Ammonia Binding to the Oxygen-Evolving Complex Probed by High-Energy Resolution Fluorescence Detected X-Ray Absorption Spectroscopy

The insertion pathways and binding sites of substrate water molecules at the catalytic Mn4CaO5 cluster of the oxygen-evolving complex (OEC) in photosystem II (PSII) remain a fundamentally unresolved question toward understanding biological water oxidation. To address this question, small molecules have been employed as "water analogues" to probe substrate binding to the OEC. In this context, the binding of ammonia has been extensively investigated and discussed using spectroscopic, structural, and quantum chemical methods, but a definitive answer regarding the ammonia binding site has not yet been achieved.

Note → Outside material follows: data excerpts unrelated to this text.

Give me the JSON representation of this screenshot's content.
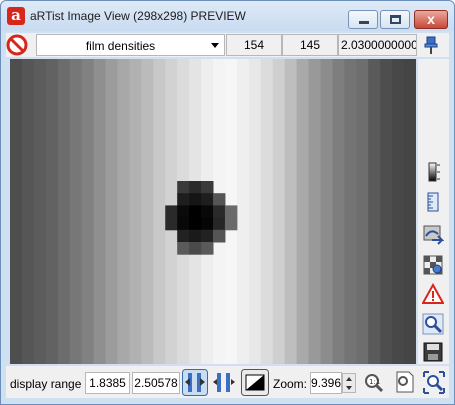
{
  "window": {
    "logo_letter": "a",
    "title": "aRTist Image View (298x298) PREVIEW",
    "close_glyph": "x"
  },
  "toolbar": {
    "dropdown_value": "film densities",
    "field_1": "154",
    "field_2": "145",
    "field_3": "2.0300000000000"
  },
  "image": {
    "columns": [
      "#4e4e4e",
      "#565656",
      "#5c5c5c",
      "#626262",
      "#6c6c6c",
      "#777777",
      "#818181",
      "#8f8f8f",
      "#9c9c9c",
      "#a8a8a8",
      "#b1b1b1",
      "#bbbbbb",
      "#c8c8c8",
      "#d2d2d2",
      "#dbdbdb",
      "#e4e4e4",
      "#eeeeee",
      "#f4f4f4",
      "#f6f6f6",
      "#efefef",
      "#e8e8e8",
      "#dcdcdc",
      "#cfcfcf",
      "#bebebe",
      "#a9a9a9",
      "#999999",
      "#8c8c8c",
      "#7e7e7e",
      "#747474",
      "#6e6e6e",
      "#5a5a5a",
      "#4e4e4e",
      "#484848",
      "#454545"
    ],
    "defect": [
      {
        "row": 10,
        "col": 14,
        "gray": "#3a3a3a"
      },
      {
        "row": 10,
        "col": 15,
        "gray": "#2a2a2a"
      },
      {
        "row": 10,
        "col": 16,
        "gray": "#3a3a3a"
      },
      {
        "row": 11,
        "col": 14,
        "gray": "#1e1e1e"
      },
      {
        "row": 11,
        "col": 15,
        "gray": "#151515"
      },
      {
        "row": 11,
        "col": 16,
        "gray": "#1e1e1e"
      },
      {
        "row": 11,
        "col": 17,
        "gray": "#555555"
      },
      {
        "row": 12,
        "col": 13,
        "gray": "#2a2a2a"
      },
      {
        "row": 12,
        "col": 14,
        "gray": "#0a0a0a"
      },
      {
        "row": 12,
        "col": 15,
        "gray": "#000000"
      },
      {
        "row": 12,
        "col": 16,
        "gray": "#080808"
      },
      {
        "row": 12,
        "col": 17,
        "gray": "#2a2a2a"
      },
      {
        "row": 12,
        "col": 18,
        "gray": "#6a6a6a"
      },
      {
        "row": 13,
        "col": 13,
        "gray": "#2a2a2a"
      },
      {
        "row": 13,
        "col": 14,
        "gray": "#080808"
      },
      {
        "row": 13,
        "col": 15,
        "gray": "#000000"
      },
      {
        "row": 13,
        "col": 16,
        "gray": "#050505"
      },
      {
        "row": 13,
        "col": 17,
        "gray": "#262626"
      },
      {
        "row": 13,
        "col": 18,
        "gray": "#6a6a6a"
      },
      {
        "row": 14,
        "col": 14,
        "gray": "#222222"
      },
      {
        "row": 14,
        "col": 15,
        "gray": "#1a1a1a"
      },
      {
        "row": 14,
        "col": 16,
        "gray": "#222222"
      },
      {
        "row": 14,
        "col": 17,
        "gray": "#555555"
      },
      {
        "row": 15,
        "col": 14,
        "gray": "#5a5a5a"
      },
      {
        "row": 15,
        "col": 15,
        "gray": "#4a4a4a"
      },
      {
        "row": 15,
        "col": 16,
        "gray": "#5a5a5a"
      }
    ]
  },
  "bottom": {
    "display_range_label": "display range",
    "range_min": "1.8385",
    "range_max": "2.50578",
    "zoom_label": "Zoom:",
    "zoom_value": "9.396"
  },
  "colors": {
    "accent_red": "#d9261c",
    "window_frame": "#cfe0f3"
  }
}
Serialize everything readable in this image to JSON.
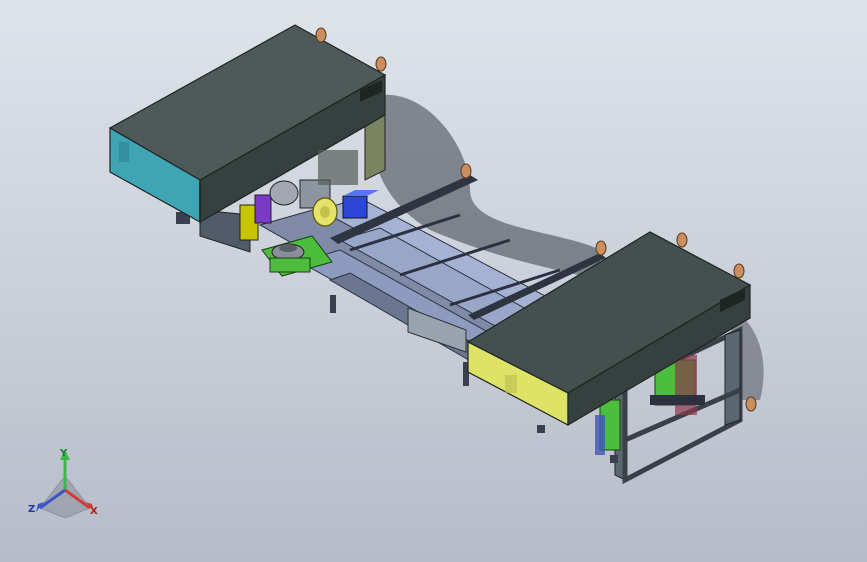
{
  "viewport": {
    "background_top": "#dfe3ea",
    "background_bottom": "#b6bcc8"
  },
  "model": {
    "housing_top_color": "#4e5a58",
    "housing_side_color": "#36403e",
    "left_panel_color": "#3fa5b4",
    "right_panel_color": "#dde366",
    "rail_color": "#98a6c8",
    "frame_color": "#5c6670",
    "green_plate_color": "#4cbd3d",
    "knob_color": "#c98f5e"
  },
  "triad": {
    "y_label": "Y",
    "x_label": "X",
    "z_label": "Z",
    "x_color": "#d33a3a",
    "y_color": "#3ab84a",
    "z_color": "#3a55c8"
  }
}
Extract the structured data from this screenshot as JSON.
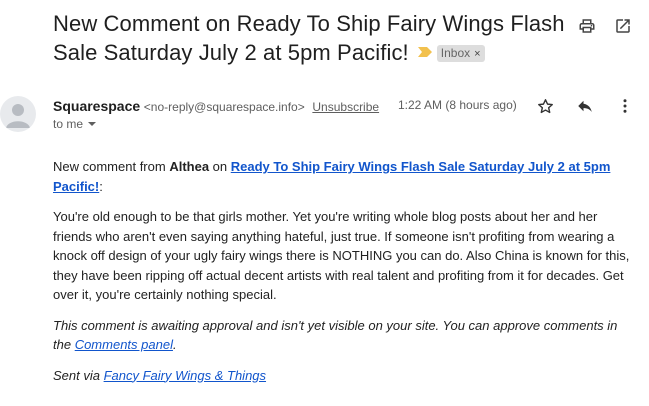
{
  "email": {
    "subject": "New Comment on Ready To Ship Fairy Wings Flash Sale Saturday July 2 at 5pm Pacific!",
    "label": "Inbox",
    "label_remove": "×",
    "sender_name": "Squarespace",
    "sender_email": "<no-reply@squarespace.info>",
    "unsubscribe": "Unsubscribe",
    "time": "1:22 AM (8 hours ago)",
    "to": "to me",
    "colors": {
      "link": "#1155cc",
      "importance_marker": "#f2c14e",
      "label_bg": "#dddddd"
    }
  },
  "body": {
    "intro_prefix": "New comment from ",
    "commenter": "Althea",
    "intro_mid": " on ",
    "post_title": "Ready To Ship Fairy Wings Flash Sale Saturday July 2 at 5pm Pacific!",
    "intro_suffix": ":",
    "comment": "You're old enough to be that girls mother. Yet you're writing whole blog posts about her and her friends who aren't even saying anything hateful, just true. If someone isn't profiting from wearing a knock off design of your ugly fairy wings there is NOTHING you can do. Also China is known for this, they have been ripping off actual decent artists with real talent and profiting from it for decades. Get over it, you're certainly nothing special.",
    "approval_text": "This comment is awaiting approval and isn't yet visible on your site. You can approve comments in the ",
    "comments_panel": "Comments panel",
    "approval_end": ".",
    "sent_via_prefix": "Sent via ",
    "site_name": "Fancy Fairy Wings & Things"
  },
  "icons": {
    "print": "print-icon",
    "open_new": "open-in-new-window-icon",
    "star": "star-icon",
    "reply": "reply-icon",
    "more": "more-vertical-icon",
    "avatar": "person-avatar-icon",
    "dropdown": "chevron-down-icon",
    "important": "importance-marker-icon"
  }
}
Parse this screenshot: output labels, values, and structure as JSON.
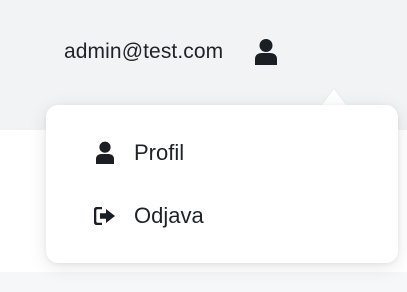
{
  "header": {
    "user_email": "admin@test.com",
    "user_icon": "user-icon"
  },
  "user_menu": {
    "items": [
      {
        "label": "Profil",
        "icon": "user-icon"
      },
      {
        "label": "Odjava",
        "icon": "sign-out-icon"
      }
    ]
  },
  "colors": {
    "topbar_background": "#f2f3f4",
    "text": "#1f2328",
    "icon": "#1b1f23",
    "menu_background": "#ffffff"
  }
}
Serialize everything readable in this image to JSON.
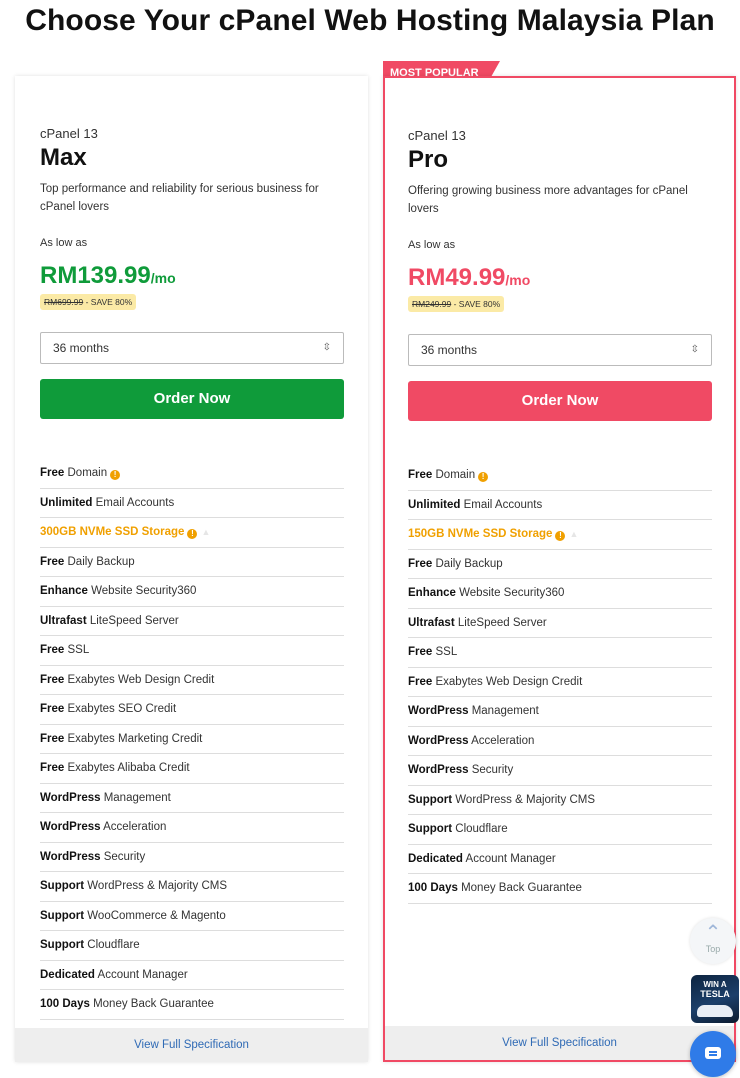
{
  "page_title": "Choose Your cPanel Web Hosting Malaysia Plan",
  "badge": "MOST POPULAR",
  "plans": [
    {
      "subtitle": "cPanel 13",
      "name": "Max",
      "description": "Top performance and reliability for serious business for cPanel lovers",
      "as_low_as": "As low as",
      "price": "RM139.99",
      "per": "/mo",
      "original_price": "RM699.99",
      "save": " - SAVE 80%",
      "term": "36 months",
      "order_label": "Order Now",
      "spec_link": "View Full Specification",
      "color": "#0f9b3a",
      "features": [
        {
          "bold": "Free",
          "text": " Domain",
          "info": true
        },
        {
          "bold": "Unlimited",
          "text": " Email Accounts"
        },
        {
          "bold": "",
          "text": "300GB NVMe SSD Storage",
          "info": true,
          "highlight": true
        },
        {
          "bold": "Free",
          "text": " Daily Backup"
        },
        {
          "bold": "Enhance",
          "text": " Website Security360"
        },
        {
          "bold": "Ultrafast",
          "text": " LiteSpeed Server"
        },
        {
          "bold": "Free",
          "text": " SSL"
        },
        {
          "bold": "Free",
          "text": " Exabytes Web Design Credit"
        },
        {
          "bold": "Free",
          "text": " Exabytes SEO Credit"
        },
        {
          "bold": "Free",
          "text": " Exabytes Marketing Credit"
        },
        {
          "bold": "Free",
          "text": " Exabytes Alibaba Credit"
        },
        {
          "bold": "WordPress",
          "text": " Management"
        },
        {
          "bold": "WordPress",
          "text": " Acceleration"
        },
        {
          "bold": "WordPress",
          "text": " Security"
        },
        {
          "bold": "Support",
          "text": " WordPress & Majority CMS"
        },
        {
          "bold": "Support",
          "text": " WooCommerce & Magento"
        },
        {
          "bold": "Support",
          "text": " Cloudflare"
        },
        {
          "bold": "Dedicated",
          "text": " Account Manager"
        },
        {
          "bold": "100 Days",
          "text": " Money Back Guarantee"
        }
      ]
    },
    {
      "subtitle": "cPanel 13",
      "name": "Pro",
      "description": "Offering growing business more advantages for cPanel lovers",
      "as_low_as": "As low as",
      "price": "RM49.99",
      "per": "/mo",
      "original_price": "RM249.99",
      "save": " - SAVE 80%",
      "term": "36 months",
      "order_label": "Order Now",
      "spec_link": "View Full Specification",
      "color": "#f04a64",
      "features": [
        {
          "bold": "Free",
          "text": " Domain",
          "info": true
        },
        {
          "bold": "Unlimited",
          "text": " Email Accounts"
        },
        {
          "bold": "",
          "text": "150GB NVMe SSD Storage",
          "info": true,
          "highlight": true
        },
        {
          "bold": "Free",
          "text": " Daily Backup"
        },
        {
          "bold": "Enhance",
          "text": " Website Security360"
        },
        {
          "bold": "Ultrafast",
          "text": " LiteSpeed Server"
        },
        {
          "bold": "Free",
          "text": " SSL"
        },
        {
          "bold": "Free",
          "text": " Exabytes Web Design Credit"
        },
        {
          "bold": "WordPress",
          "text": " Management"
        },
        {
          "bold": "WordPress",
          "text": " Acceleration"
        },
        {
          "bold": "WordPress",
          "text": " Security"
        },
        {
          "bold": "Support",
          "text": " WordPress & Majority CMS"
        },
        {
          "bold": "Support",
          "text": " Cloudflare"
        },
        {
          "bold": "Dedicated",
          "text": " Account Manager"
        },
        {
          "bold": "100 Days",
          "text": " Money Back Guarantee"
        }
      ]
    }
  ],
  "widgets": {
    "top_label": "Top",
    "promo_line1": "WIN A",
    "promo_line2": "TESLA",
    "info_glyph": "!",
    "chevron_glyph": "⌃⌄",
    "top_glyph": "︿",
    "icons": [
      "info-icon",
      "hd-icon",
      "chevron-updown-icon",
      "arrow-up-icon",
      "chat-icon"
    ]
  }
}
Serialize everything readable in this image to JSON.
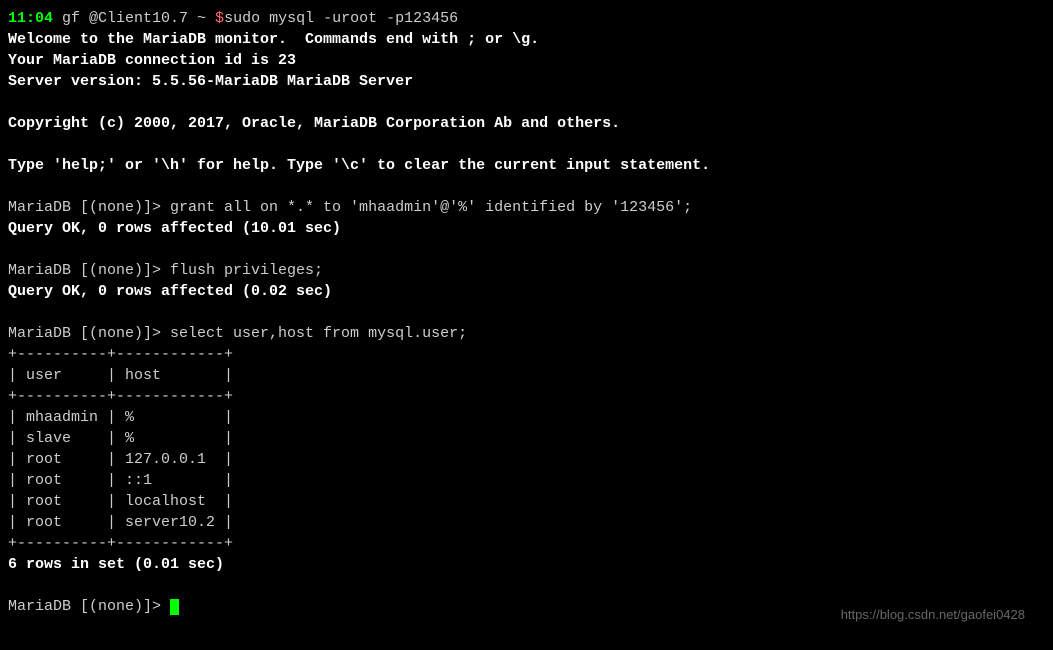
{
  "prompt": {
    "time": "11:04",
    "user_host": " gf @Client10.7 ~ ",
    "dollar": "$",
    "command": "sudo mysql -uroot -p123456"
  },
  "welcome": {
    "line1": "Welcome to the MariaDB monitor.  Commands end with ; or \\g.",
    "line2": "Your MariaDB connection id is 23",
    "line3": "Server version: 5.5.56-MariaDB MariaDB Server"
  },
  "copyright": "Copyright (c) 2000, 2017, Oracle, MariaDB Corporation Ab and others.",
  "help_line": "Type 'help;' or '\\h' for help. Type '\\c' to clear the current input statement.",
  "queries": {
    "q1_prompt": "MariaDB [(none)]> ",
    "q1": "grant all on *.* to 'mhaadmin'@'%' identified by '123456';",
    "q1_result": "Query OK, 0 rows affected (10.01 sec)",
    "q2_prompt": "MariaDB [(none)]> ",
    "q2": "flush privileges;",
    "q2_result": "Query OK, 0 rows affected (0.02 sec)",
    "q3_prompt": "MariaDB [(none)]> ",
    "q3": "select user,host from mysql.user;"
  },
  "table": {
    "sep_top": "+----------+------------+",
    "header": "| user     | host       |",
    "sep_mid": "+----------+------------+",
    "rows": [
      "| mhaadmin | %          |",
      "| slave    | %          |",
      "| root     | 127.0.0.1  |",
      "| root     | ::1        |",
      "| root     | localhost  |",
      "| root     | server10.2 |"
    ],
    "sep_bot": "+----------+------------+",
    "footer": "6 rows in set (0.01 sec)"
  },
  "final_prompt": "MariaDB [(none)]> ",
  "watermark": "https://blog.csdn.net/gaofei0428"
}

Herein, we present high-energy resolution fluorescence detected (HERFD) Mn K-edge X-ray absorption spectroscopy (XAS) in ammonia-treated S2 state samples of the OEC. Pre-edge features were correlated with possible structural models with the aid of quantum chemical calculations. The comparison of calculated and experimental difference spectra between the native and ammonia-treated samples allows us to evaluate different modes of ammonia interaction with the OEC. The combined spectroscopic and theoretical investigation suggests the substitution of the terminal water ligand W2 on Mn4 as the most plausible ammonia binding mode, followed closely by the substitution of the second terminal water ligand (W1), and the coordination of ammonia on Mn1 as a sixth ligand. Our results are in line with the leading interpretations of other spectroscopic and kinetic studies, converging on the conclusion that the Mn4 ion is either the most accessible or the strongest binding site for substrate analogues.